Over the years of "The End," I think the book I'm still most surprised to have found was Conan the Barbarian #275, so now one of the books I'm most looking for (on the cheap!) would be G.I. Joe #155. That would be the last issue at Marvel, although it would be relaunched multiple times and Larry Hama has since continued the narrative and I think the numbering. This title was re-used later as well, although without continuing the numbering. From 1989, G.I. Joe Special Missions #28, "Condor" Written by Larry Hama, art by Herb Trimpe.

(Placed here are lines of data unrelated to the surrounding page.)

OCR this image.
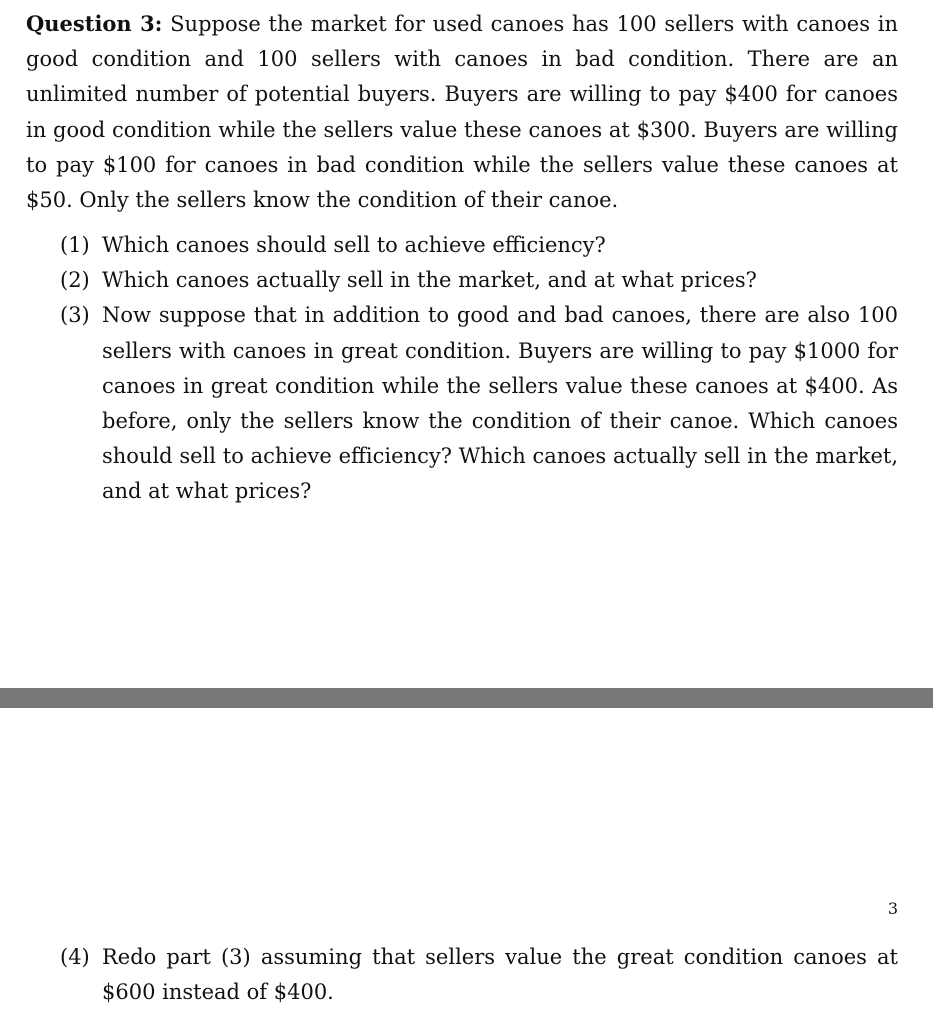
Question 3: Suppose the market for used canoes has 100 sellers with canoes in good condition and 100 sellers with canoes in bad condition. There are an unlimited number of potential buyers. Buyers are willing to pay $400 for canoes in good condition while the sellers value these canoes at $300. Buyers are willing to pay $100 for canoes in bad condition while the sellers value these canoes at $50. Only the sellers know the condition of their canoe.

(1) Which canoes should sell to achieve efficiency?
(2) Which canoes actually sell in the market, and at what prices?
(3) Now suppose that in addition to good and bad canoes, there are also 100 sellers with canoes in great condition. Buyers are willing to pay $1000 for canoes in great condition while the sellers value these canoes at $400. As before, only the sellers know the condition of their canoe. Which canoes should sell to achieve efficiency? Which canoes actually sell in the market, and at what prices?
3
(4) Redo part (3) assuming that sellers value the great condition canoes at $600 instead of $400.
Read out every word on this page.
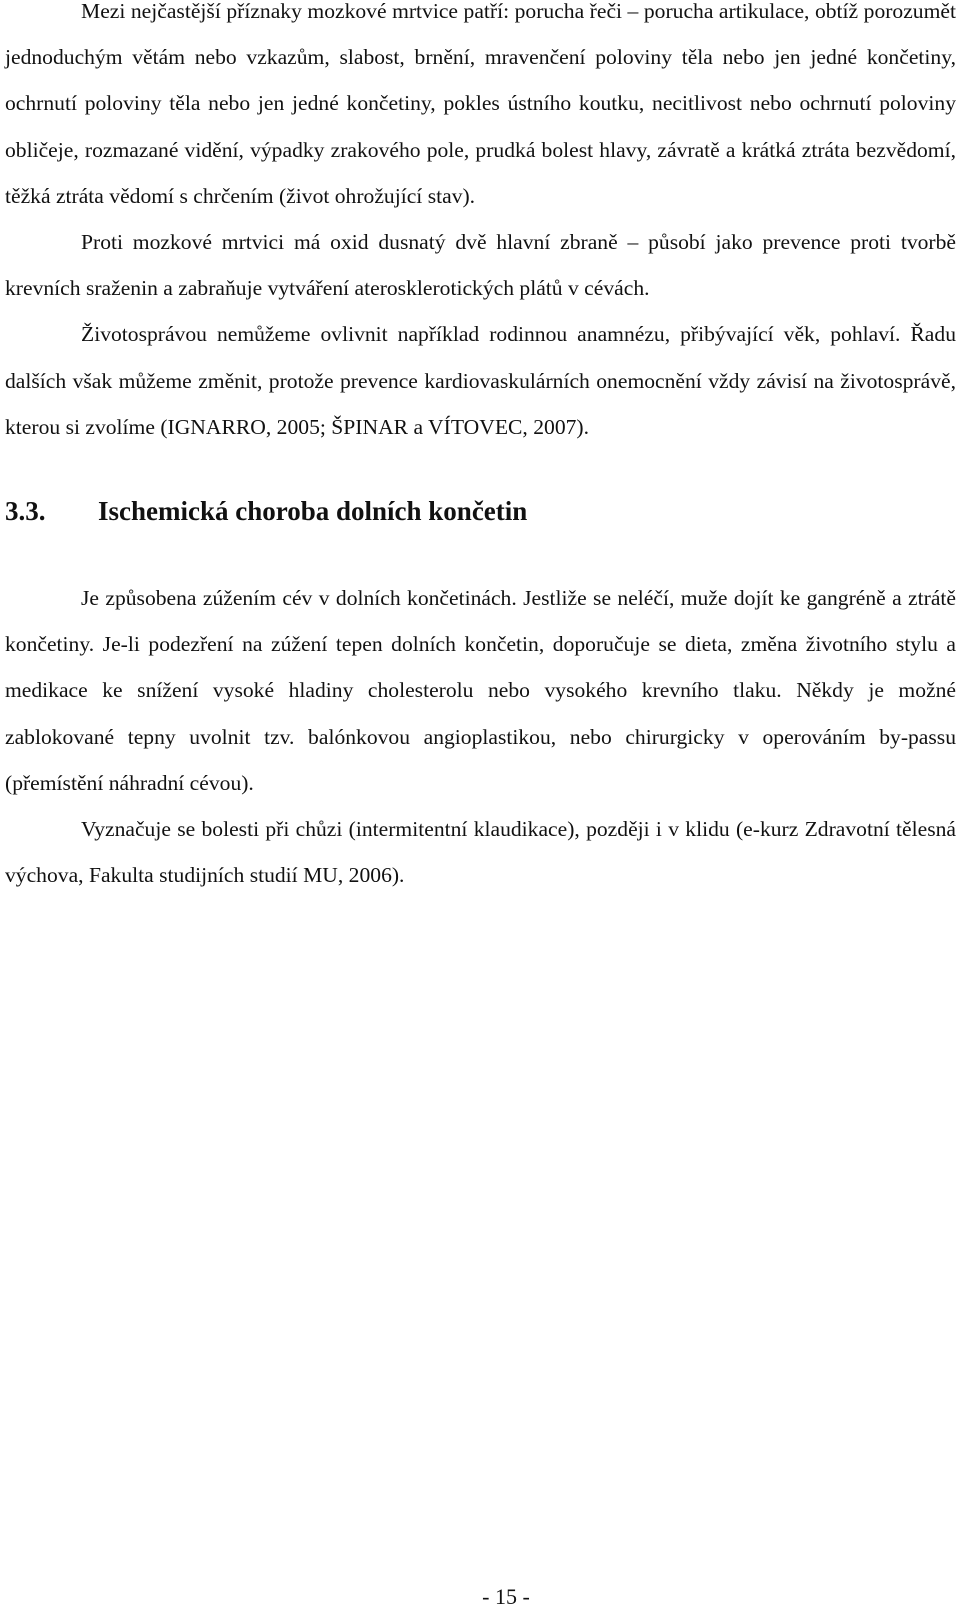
Mezi nejčastější příznaky mozkové mrtvice patří: porucha řeči – porucha artikulace, obtíž porozumět jednoduchým větám nebo vzkazům, slabost, brnění, mravenčení poloviny těla nebo jen jedné končetiny, ochrnutí poloviny těla nebo jen jedné končetiny, pokles ústního koutku, necitlivost nebo ochrnutí poloviny obličeje, rozmazané vidění, výpadky zrakového pole, prudká bolest hlavy, závratě a krátká ztráta bezvědomí, těžká ztráta vědomí s chrčením (život ohrožující stav).

Proti mozkové mrtvici má oxid dusnatý dvě hlavní zbraně – působí jako prevence proti tvorbě krevních sraženin a zabraňuje vytváření aterosklerotických plátů v cévách.

Životosprávou nemůžeme ovlivnit například rodinnou anamnézu, přibývající věk, pohlaví. Řadu dalších však můžeme změnit, protože prevence kardiovaskulárních onemocnění vždy závisí na životosprávě, kterou si zvolíme (IGNARRO, 2005; ŠPINAR a VÍTOVEC, 2007).

3.3. Ischemická choroba dolních končetin

Je způsobena zúžením cév v dolních končetinách. Jestliže se neléčí, muže dojít ke gangréně a ztrátě končetiny. Je-li podezření na zúžení tepen dolních končetin, doporučuje se dieta, změna životního stylu a medikace ke snížení vysoké hladiny cholesterolu nebo vysokého krevního tlaku. Někdy je možné zablokované tepny uvolnit tzv. balónkovou angioplastikou, nebo chirurgicky v operováním by-passu (přemístění náhradní cévou).

Vyznačuje se bolesti při chůzi (intermitentní klaudikace), později i v klidu (e-kurz Zdravotní tělesná výchova, Fakulta studijních studií MU, 2006).

- 15 -
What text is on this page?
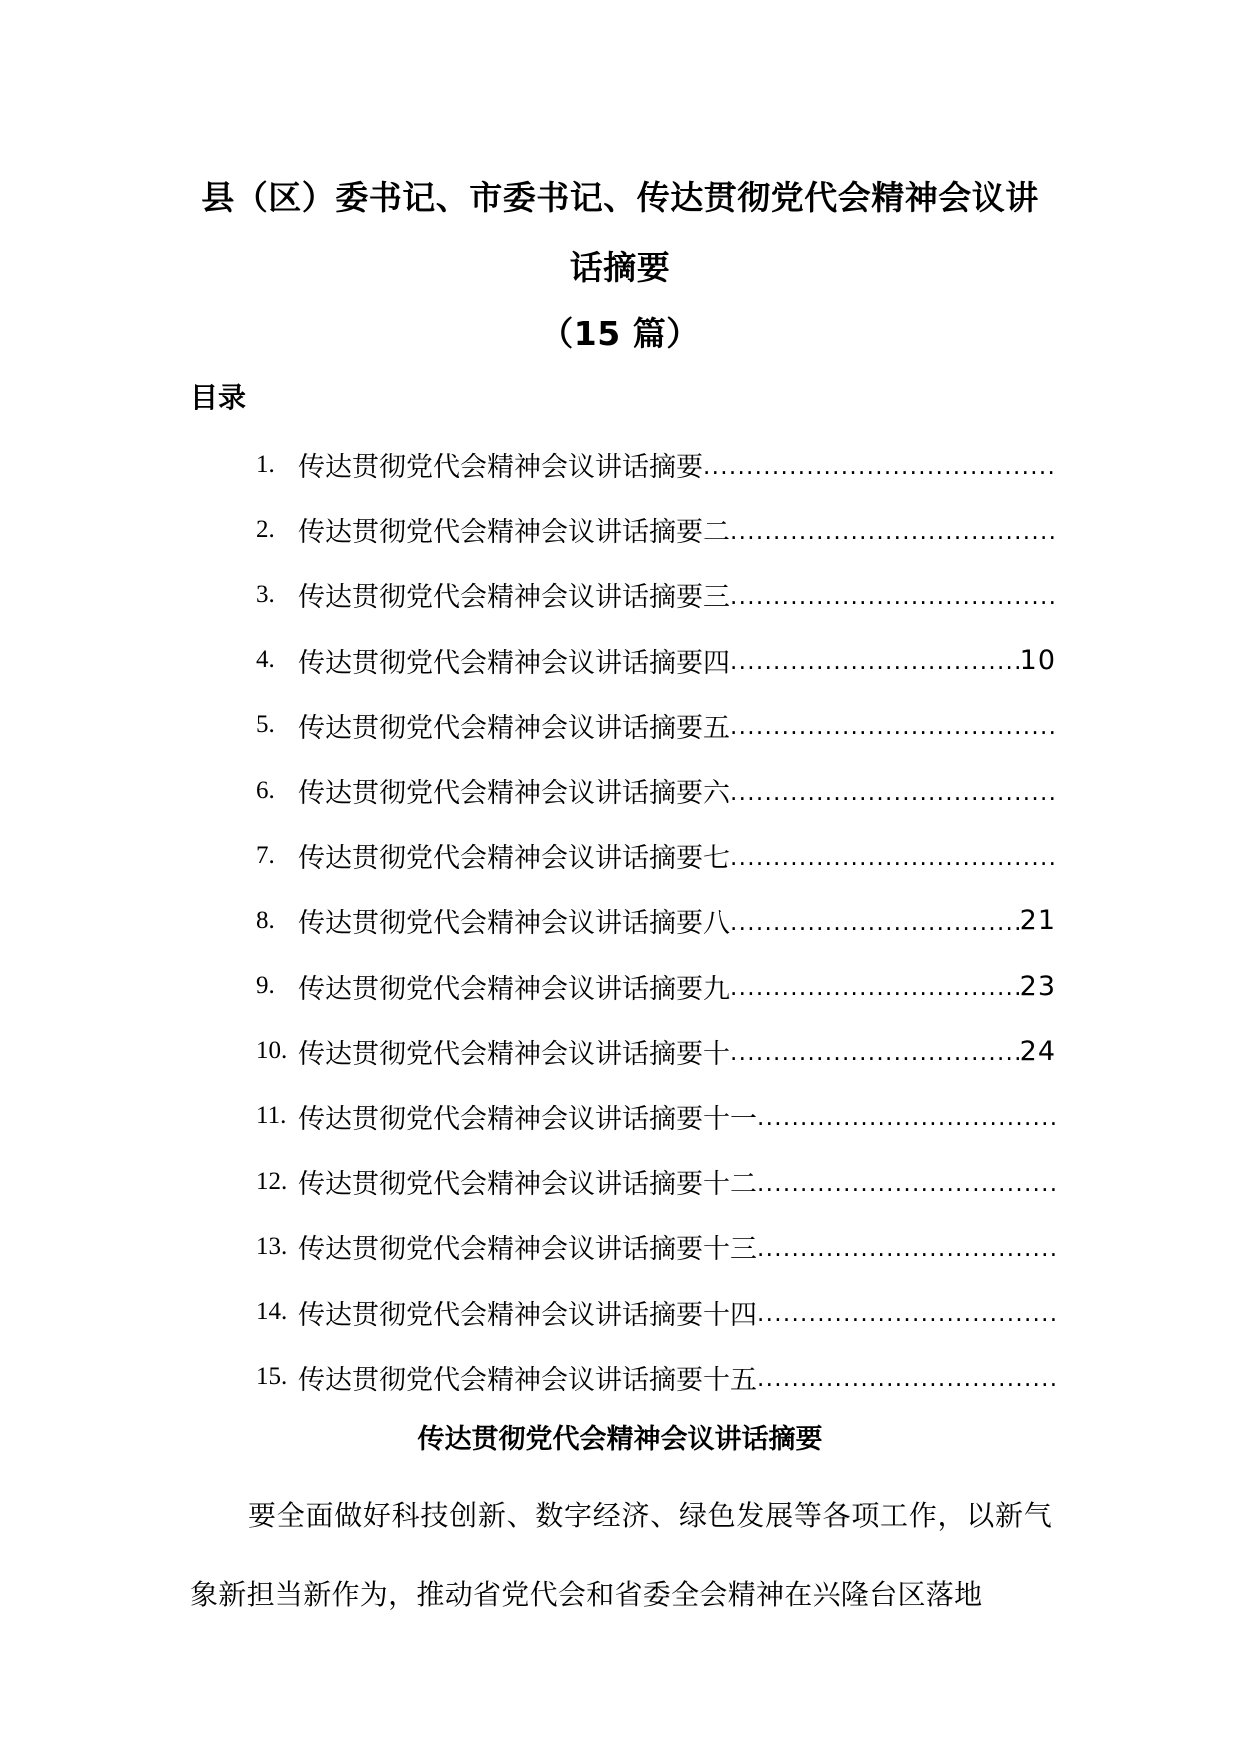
县（区）委书记、市委书记、传达贯彻党代会精神会议讲
话摘要
（15 篇）
目录
1. 传达贯彻党代会精神会议讲话摘要
.....
2. 传达贯彻党代会精神会议讲话摘要二
.....
3. 传达贯彻党代会精神会议讲话摘要三
.....
4. 传达贯彻党代会精神会议讲话摘要四 .....	10
5. 传达贯彻党代会精神会议讲话摘要五
.....
6. 传达贯彻党代会精神会议讲话摘要六
.....
7. 传达贯彻党代会精神会议讲话摘要七
.....
8. 传达贯彻党代会精神会议讲话摘要八 .....	21
9. 传达贯彻党代会精神会议讲话摘要九 .....	23
10. 传达贯彻党代会精神会议讲话摘要十 .....	24
11. 传达贯彻党代会精神会议讲话摘要十一
.....
12. 传达贯彻党代会精神会议讲话摘要十二
.....
13. 传达贯彻党代会精神会议讲话摘要十三
.....
14. 传达贯彻党代会精神会议讲话摘要十四
.....
15. 传达贯彻党代会精神会议讲话摘要十五
.....
传达贯彻党代会精神会议讲话摘要
要全面做好科技创新、数字经济、绿色发展等各项工作，以新气象新担当新作为，推动省党代会和省委全会精神在兴隆台区落地
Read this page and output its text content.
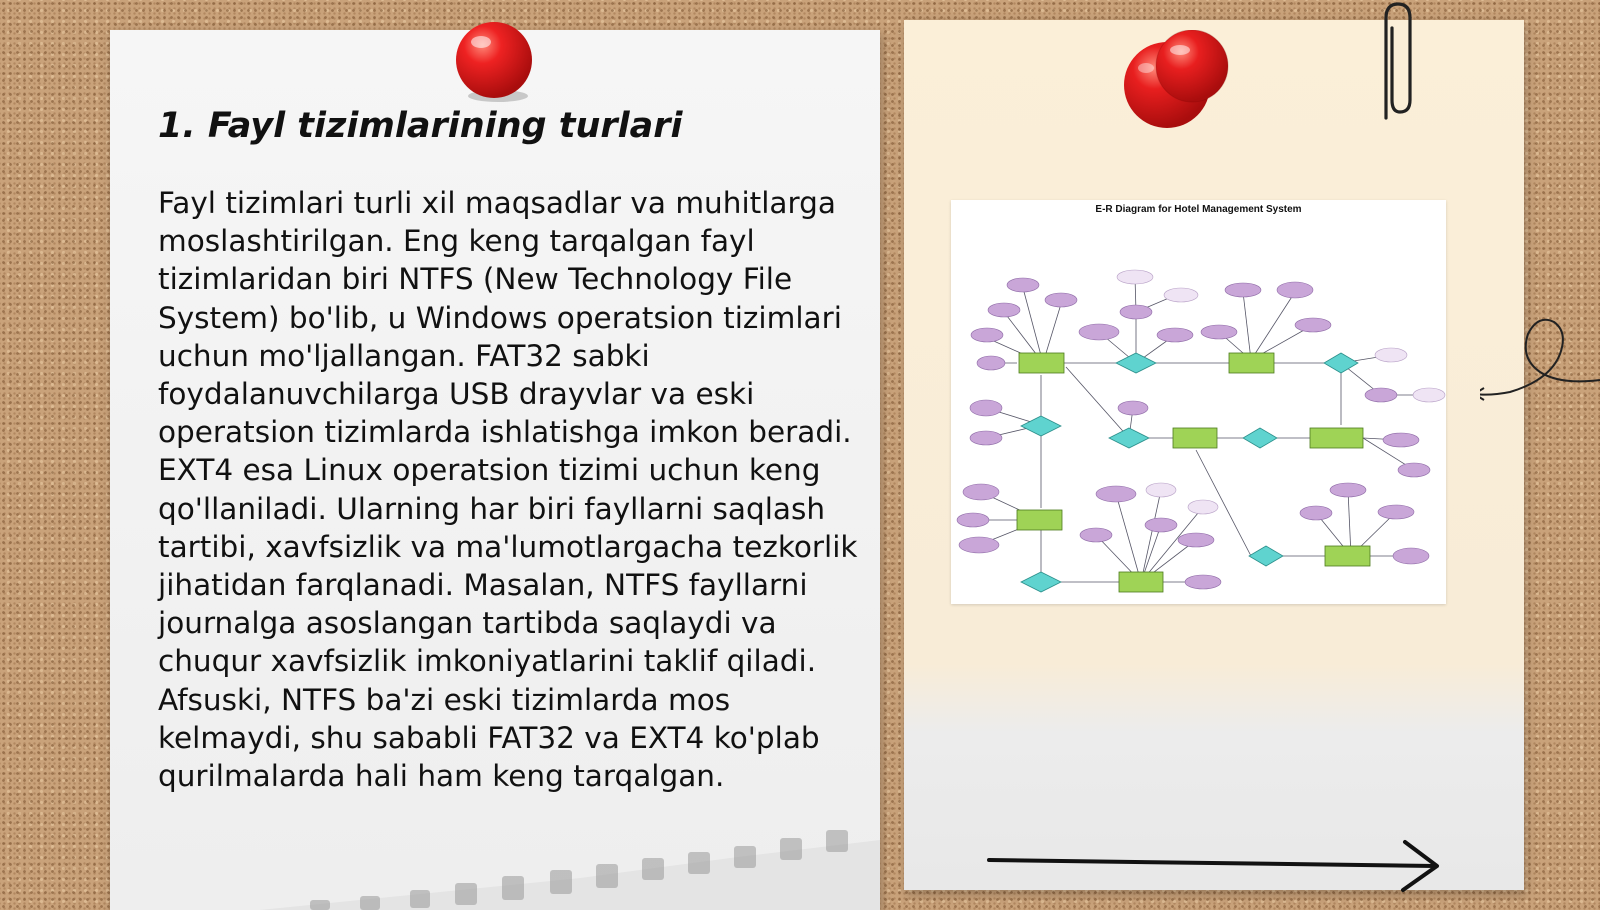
1. Fayl tizimlarining turlari

Fayl tizimlari turli xil maqsadlar va muhitlarga moslashtirilgan. Eng keng tarqalgan fayl tizimlaridan biri NTFS (New Technology File System) bo'lib, u Windows operatsion tizimlari uchun mo'ljallangan. FAT32 sabki foydalanuvchilarga USB drayvlar va eski operatsion tizimlarda ishlatishga imkon beradi. EXT4 esa Linux operatsion tizimi uchun keng qo'llaniladi. Ularning har biri fayllarni saqlash tartibi, xavfsizlik va ma'lumotlargacha tezkorlik jihatidan farqlanadi. Masalan, NTFS fayllarni journalga asoslangan tartibda saqlaydi va chuqur xavfsizlik imkoniyatlarini taklif qiladi. Afsuski, NTFS ba'zi eski tizimlarda mos kelmaydi, shu sababli FAT32 va EXT4 ko'plab qurilmalarda hali ham keng tarqalgan.

E-R Diagram for Hotel Management System
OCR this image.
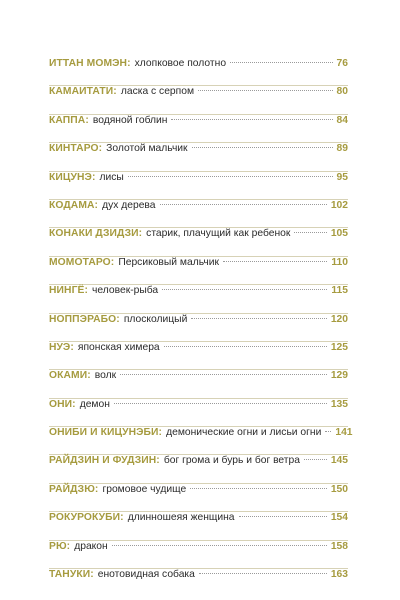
ИТТАН МОМЭН: хлопковое полотно	76
КАМАИТАТИ: ласка с серпом	80
КАППА: водяной гоблин	84
КИНТАРО: Золотой мальчик	89
КИЦУНЭ: лисы	95
КОДАМА: дух дерева	102
КОНАКИ ДЗИДЗИ: старик, плачущий как ребенок	105
МОМОТАРО: Персиковый мальчик	110
НИНГЁ: человек-рыба	115
НОППЭРАБО: плосколицый	120
НУЭ: японская химера	125
ОКАМИ: волк	129
ОНИ: демон	135
ОНИБИ И КИЦУНЭБИ: демонические огни и лисьи огни 141
РАЙДЗИН И ФУДЗИН: бог грома и бурь и бог ветра	145
РАЙДЗЮ: громовое чудище	150
РОКУРОКУБИ: длинношеяя женщина	154
РЮ: дракон	158
ТАНУКИ: енотовидная собака	163
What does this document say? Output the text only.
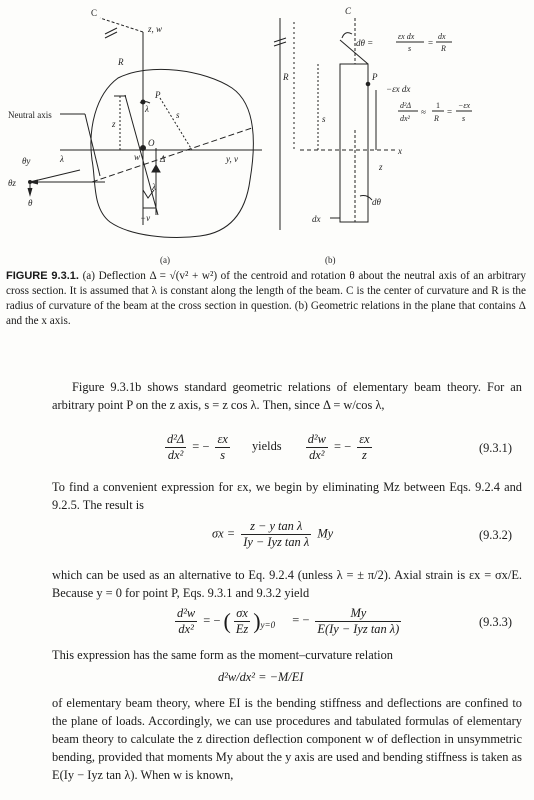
C
z, w
R
Neutral axis
P
λ
z
s
O
w Δ	y, v
λ
−v
θy
θz
θ
λ
(a)
C
dθ =
εx dx
s
=
dx
R
R	P
−εx dx
d²Δ
dx²
≈
1
R
=
−εx
s
s
x
z
dθ
dx
(b)
FIGURE 9.3.1. (a) Deflection Δ = √(v² + w²) of the centroid and rotation θ about the neutral axis of an arbitrary cross section. It is assumed that λ is constant along the length of the beam. C is the center of curvature and R is the radius of curvature of the beam at the cross section in question. (b) Geometric relations in the plane that contains Δ and the x axis.
Figure 9.3.1b shows standard geometric relations of elementary beam theory. For an arbitrary point P on the z axis, s = z cos λ. Then, since Δ = w/cos λ,
$\frac{\text{d²Δ}}{\text{dx²}}$ = − $\frac{\varepsilon x}{s}$ yields $\frac{\text{d²w}}{\text{dx²}}$ = − $\frac{\varepsilon x}{z}$	(9.3.1)
To find a convenient expression for εx, we begin by eliminating Mz between Eqs. 9.2.4 and 9.2.5. The result is
$\sigma x = \frac{\text{z − y tan λ}}{\text{Iy − Iyz tan λ}}$ My	(9.3.2)
which can be used as an alternative to Eq. 9.2.4 (unless λ = ± π/2). Axial strain is εx = σx/E. Because y = 0 for point P, Eqs. 9.3.1 and 9.3.2 yield
$\frac{\text{d²w}}{\text{dx²}}$ = − ( $\frac{\sigma x}{Ez} )_{y=0}$ = − $\frac{My}{\text{E(Iy − Iyz tan λ)}}$	(9.3.3)
This expression has the same form as the moment–curvature relation
d²w/dx² = −M/EI
of elementary beam theory, where EI is the bending stiffness and deflections are confined to the plane of loads. Accordingly, we can use procedures and tabulated formulas of elementary beam theory to calculate the z direction deflection component w of deflection in unsymmetric bending, provided that moments My about the y axis are used and bending stiffness is taken as E(Iy − Iyz tan λ). When w is known,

This opens with what I believe was a reoccuring point in the Joe books: avoiding satellite observation; as the Joes scramble a launch of their space shuttle, the Defiant. (Interesting link there, to 3-D Joes!) Cutaway from there, to another spendy toy: the carrier U.S.S. Flagg in the Caribbian. The Joe team had been building a stealth base in the fictional Central American country, Punta del Mucosa; which was next to Cobra's new country, Sierra Gordo. The base was supposed to be secret, but the bodyguards for Punta's presidente have pretty obviously sold him out. Cobra Commander explains to his new arms dealer, Darklon, he's allowed the Joes to finish their base, because he wanted to destroy it while they had planes on the ground, and make it costly for them. Wild Weasel leads a flight of radar-proofed Cobra Conquests, to shoot missiles at the Flagg. One gets through the anti-missile defenses, damaging the steam catapult launch systems, so most of the planes were stuck, except for Dogfight and his little prop-driven Mudfighter, but what can it do to jets?
Joe stealth pilot...what's-his-name, manages to get his Phantom X-19 into the air from the base, and engages the Cobra Condor bomber and its supporting Stellar Stillettos...this issue feels expensive as hell. (The stealth pilot's code-name wasn't used in Marvel comics, since it was Ghostrider! The joke in the book was, the guy was since childhood just militant about not being noticed; his teammates admit they can't remember the guy unless they're looking right at him.) The ensuing dogfighting isn't as good as "Shake Down" but is still fun. I do have to wonder what kind of reference the artists got for something like this: I'd hope a bunch of toys, but kind of doubt it. The title wraps with a little closer from Hawk, encouraging readers to follow the continuing regular book.
Dude, how awesome would it have been had they used the toys for reference!? I mean guys like Alex Ross do it all the time now. I mean they were right there!!! Unless of course Marvel was too cheap to supply the creative teams with actual toy props & made them buy their own…which sadly makes more sense for a major company to do.
ReplyDeleteI actually used to own the aforementioned Ghost Rider & his fancy jet, I just didn’t pay attention to the fact that his name was a joke, nor that he was essentially the non-mutant version of Forget-Me-Not.
And look at Duke being the faithful company man he is by shilling the main book. He really is a good soldier.